Comparative negligence - majority

but, which one is common law?

Re: Torts Question

Posted: Wed Feb 27, 2013 4:16 am
by Davidbentley
Contributory Negligence Was the old common law. Most states have moved onto comparative negligence. Of those that have, some have had statutes, and some have had common law changes. Generally, Common law comparative states have pure comparative regimes, and statutory states have modified regimes.

Re: Torts Question

Posted: Wed Feb 27, 2013 12:22 pm
by gdane
Davidbentley wrote:Contributory Negligence Was the old common law. Most states have moved onto comparative negligence.

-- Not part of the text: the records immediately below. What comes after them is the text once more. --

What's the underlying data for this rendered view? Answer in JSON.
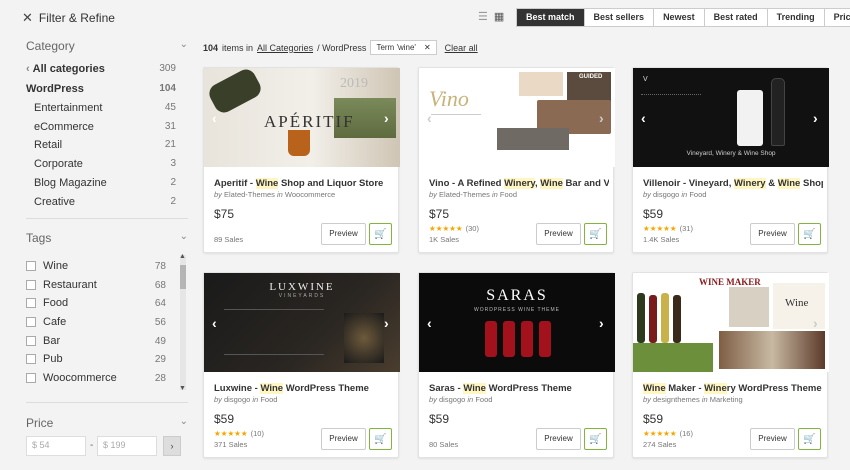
{
  "sidebar": {
    "filter_title": "Filter & Refine",
    "category_title": "Category",
    "all_categories": {
      "label": "All categories",
      "count": "309"
    },
    "categories": [
      {
        "label": "WordPress",
        "count": "104"
      },
      {
        "label": "Entertainment",
        "count": "45"
      },
      {
        "label": "eCommerce",
        "count": "31"
      },
      {
        "label": "Retail",
        "count": "21"
      },
      {
        "label": "Corporate",
        "count": "3"
      },
      {
        "label": "Blog Magazine",
        "count": "2"
      },
      {
        "label": "Creative",
        "count": "2"
      }
    ],
    "tags_title": "Tags",
    "tags": [
      {
        "label": "Wine",
        "count": "78"
      },
      {
        "label": "Restaurant",
        "count": "68"
      },
      {
        "label": "Food",
        "count": "64"
      },
      {
        "label": "Cafe",
        "count": "56"
      },
      {
        "label": "Bar",
        "count": "49"
      },
      {
        "label": "Pub",
        "count": "29"
      },
      {
        "label": "Woocommerce",
        "count": "28"
      }
    ],
    "price_title": "Price",
    "price_min_placeholder": "$ 54",
    "price_max_placeholder": "$ 199"
  },
  "toolbar": {
    "sort_options": [
      "Best match",
      "Best sellers",
      "Newest",
      "Best rated",
      "Trending",
      "Price"
    ],
    "active_sort": "Best match"
  },
  "results": {
    "count": "104",
    "items_in": "items in",
    "crumb_all": "All Categories",
    "crumb_sep": "/ WordPress",
    "term": "Term 'wine'",
    "clear": "Clear all"
  },
  "cards": [
    {
      "pre": "Aperitif - ",
      "hl1": "Wine",
      "mid": " Shop and Liquor Store",
      "hl2": "",
      "post": "",
      "by": "by",
      "author": "Elated-Themes",
      "in": "in",
      "cat": "Woocommerce",
      "price": "$75",
      "stars": "",
      "rating": "",
      "sales": "89 Sales",
      "thumb_text": "APÉRITIF",
      "thumb_sub": "2019"
    },
    {
      "pre": "Vino - A Refined ",
      "hl1": "Winery",
      "mid": ", ",
      "hl2": "Wine",
      "post": " Bar and Vin...",
      "by": "by",
      "author": "Elated-Themes",
      "in": "in",
      "cat": "Food",
      "price": "$75",
      "stars": "★★★★★",
      "rating": "(30)",
      "sales": "1K Sales",
      "thumb_text": "Vino",
      "thumb_sub": "GUIDED"
    },
    {
      "pre": "Villenoir - Vineyard, ",
      "hl1": "Winery",
      "mid": " & ",
      "hl2": "Wine",
      "post": " Shop",
      "by": "by",
      "author": "disgogo",
      "in": "in",
      "cat": "Food",
      "price": "$59",
      "stars": "★★★★★",
      "rating": "(31)",
      "sales": "1.4K Sales",
      "thumb_text": "VILLENOIR",
      "thumb_sub": "Vineyard, Winery & Wine Shop"
    },
    {
      "pre": "Luxwine - ",
      "hl1": "Wine",
      "mid": " WordPress Theme",
      "hl2": "",
      "post": "",
      "by": "by",
      "author": "disgogo",
      "in": "in",
      "cat": "Food",
      "price": "$59",
      "stars": "★★★★★",
      "rating": "(10)",
      "sales": "371 Sales",
      "thumb_text": "LUXWINE",
      "thumb_sub": "VINEYARDS"
    },
    {
      "pre": "Saras - ",
      "hl1": "Wine",
      "mid": " WordPress Theme",
      "hl2": "",
      "post": "",
      "by": "by",
      "author": "disgogo",
      "in": "in",
      "cat": "Food",
      "price": "$59",
      "stars": "",
      "rating": "",
      "sales": "80 Sales",
      "thumb_text": "SARAS",
      "thumb_sub": "WORDPRESS WINE THEME"
    },
    {
      "pre": "",
      "hl1": "Wine",
      "mid": " Maker - ",
      "hl2": "Wine",
      "post": "ry WordPress Theme",
      "by": "by",
      "author": "designthemes",
      "in": "in",
      "cat": "Marketing",
      "price": "$59",
      "stars": "★★★★★",
      "rating": "(16)",
      "sales": "274 Sales",
      "thumb_text": "WINE MAKER",
      "thumb_sub": "Wine"
    }
  ],
  "preview_label": "Preview",
  "colors": {
    "accent": "#82b440",
    "highlight": "#fff6c2",
    "star": "#f7a600",
    "active_sort": "#333333"
  }
}
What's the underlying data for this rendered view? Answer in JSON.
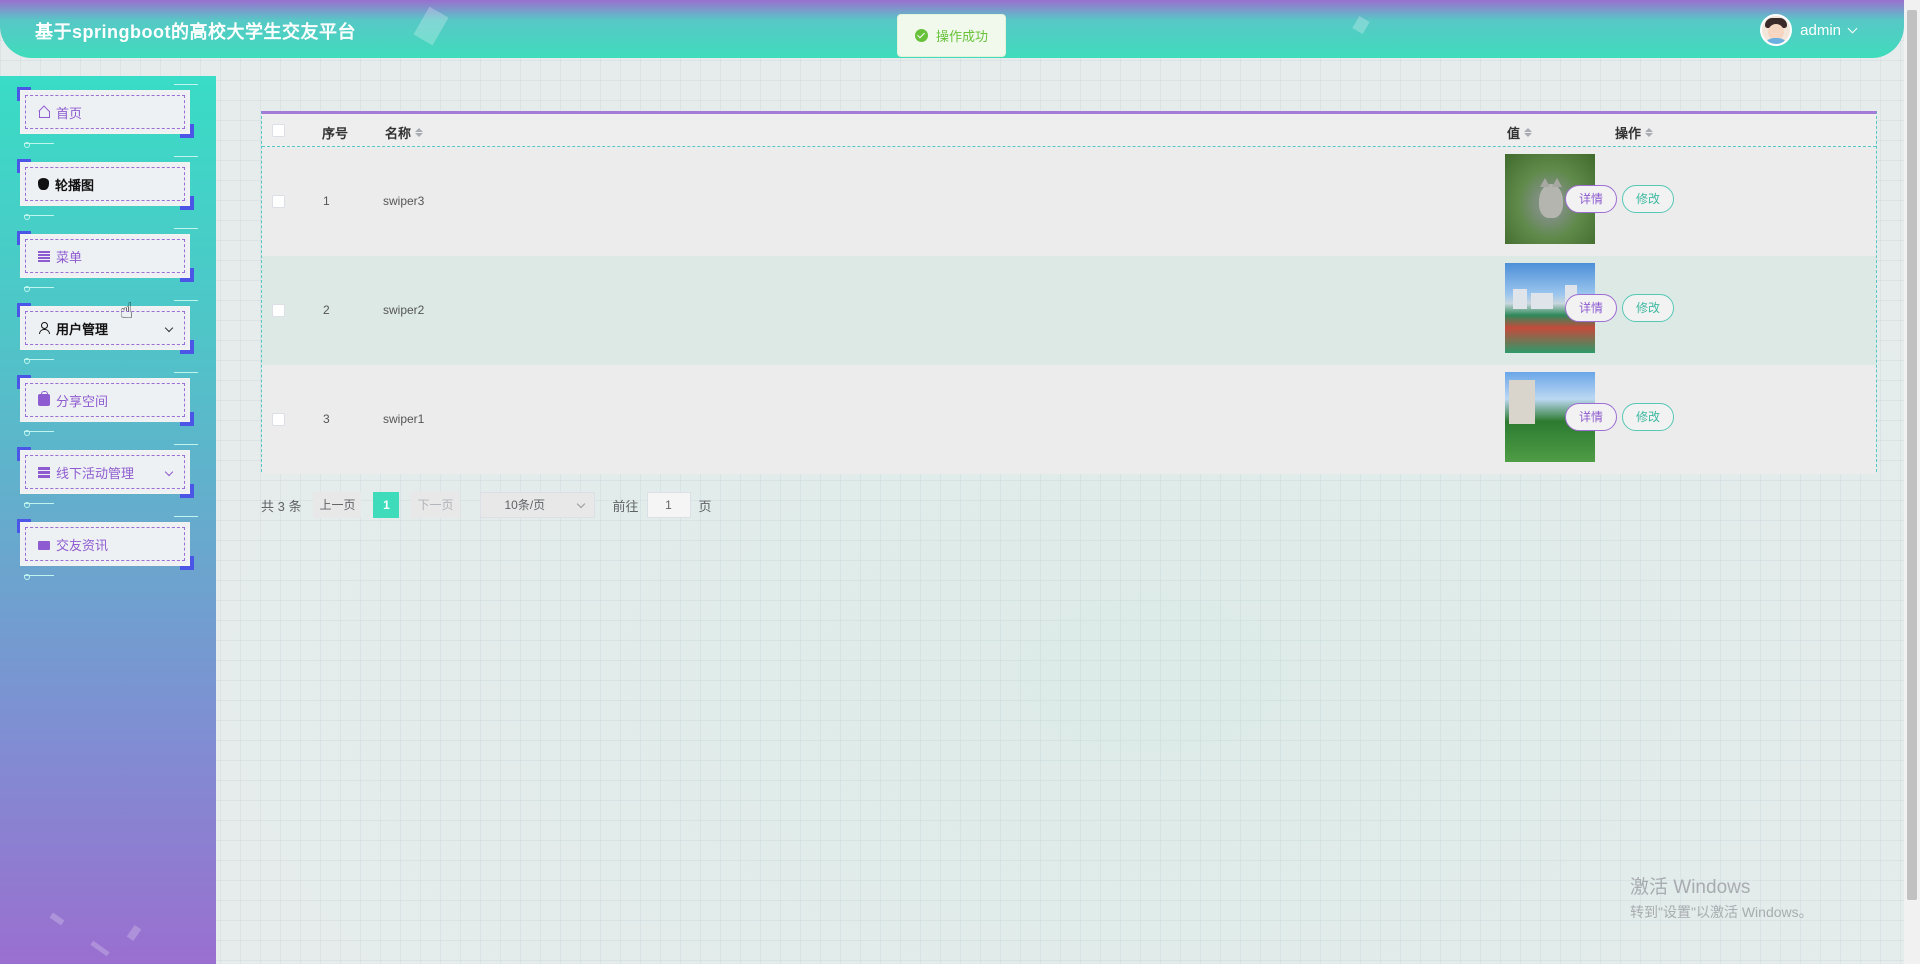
{
  "header": {
    "title": "基于springboot的高校大学生交友平台",
    "user_name": "admin"
  },
  "toast": {
    "message": "操作成功"
  },
  "sidebar": {
    "items": [
      {
        "label": "首页",
        "icon": "home-icon"
      },
      {
        "label": "轮播图",
        "icon": "drop-icon"
      },
      {
        "label": "菜单",
        "icon": "grid-icon"
      },
      {
        "label": "用户管理",
        "icon": "user-icon",
        "has_submenu": true
      },
      {
        "label": "分享空间",
        "icon": "bag-icon"
      },
      {
        "label": "线下活动管理",
        "icon": "stack-icon",
        "has_submenu": true
      },
      {
        "label": "交友资讯",
        "icon": "message-icon"
      }
    ]
  },
  "table": {
    "columns": [
      "序号",
      "名称",
      "值",
      "操作"
    ],
    "rows": [
      {
        "index": "1",
        "name": "swiper3",
        "image": "cat-photo"
      },
      {
        "index": "2",
        "name": "swiper2",
        "image": "campus-track-photo"
      },
      {
        "index": "3",
        "name": "swiper1",
        "image": "campus-building-photo"
      }
    ],
    "actions": {
      "detail": "详情",
      "edit": "修改"
    }
  },
  "pagination": {
    "total": "共 3 条",
    "prev": "上一页",
    "current": "1",
    "next": "下一页",
    "page_size": "10条/页",
    "goto_label": "前往",
    "goto_value": "1",
    "page_unit": "页"
  },
  "watermark": {
    "line1": "激活 Windows",
    "line2": "转到\"设置\"以激活 Windows。"
  },
  "colors": {
    "accent_purple": "#9d6ed3",
    "accent_teal": "#3fdcbc",
    "corner_blue": "#4b55e6",
    "success_green": "#67c23a"
  }
}
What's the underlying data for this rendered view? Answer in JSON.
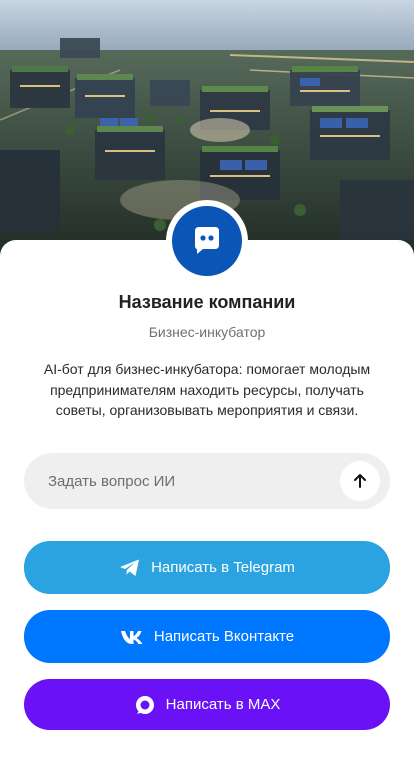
{
  "hero": {
    "image": "aerial-business-campus"
  },
  "company": {
    "avatar_icon": "chat-bot-icon",
    "name": "Название компании",
    "type": "Бизнес-инкубатор",
    "description": "AI-бот для бизнес-инкубатора: помогает молодым предпринимателям находить ресурсы, получать советы, организовывать мероприятия и связи."
  },
  "ask": {
    "placeholder": "Задать вопрос ИИ",
    "value": "",
    "send_icon": "arrow-up-icon"
  },
  "buttons": {
    "telegram": {
      "label": "Написать в Telegram",
      "icon": "telegram-icon",
      "color": "#2aa3e0"
    },
    "vk": {
      "label": "Написать Вконтакте",
      "icon": "vk-icon",
      "color": "#0077ff"
    },
    "max": {
      "label": "Написать в MAX",
      "icon": "max-icon",
      "color": "#6a12f5"
    }
  },
  "colors": {
    "avatar_bg": "#0b55b7",
    "input_bg": "#efefef"
  }
}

Of those that have, some have had statutes, and some have had common law changes. Generally, Common law comparative states have pure comparative regimes, and statutory states have modified regimes.
This gentleman is correct. On an exam, unless specifically told that you're in a jurisdiction with a specific regime, argue damages from both a contributory and comparative point of view. That should get you some points.

Re: Torts Question

Posted: Wed Feb 27, 2013 12:27 pm
by 005618502
gdane wrote:
Davidbentley wrote:Contributory Negligence Was the old common law. Most states have moved onto comparative negligence. Of those that have, some have had statutes, and some have had common law changes. Generally, Common law comparative states have pure comparative regimes, and statutory states have modified regimes.
This gentleman is correct. On an exam, unless specifically told that you're in a jurisdiction with a specific regime, argue damages from both a contributory and comparative point of view. That should get you some points.
+1 to this. My professor told us many times to only use comparative. So obviously if they say just do that... but you could still throw in a "since the law has moved away from contributory negligence to comparative negligence, the P will still be able to recover a portion based on his fault level decided by the trier of fact" etc...

If it was covered in class, as I am sure both of these will be, it cant hurt to mention both.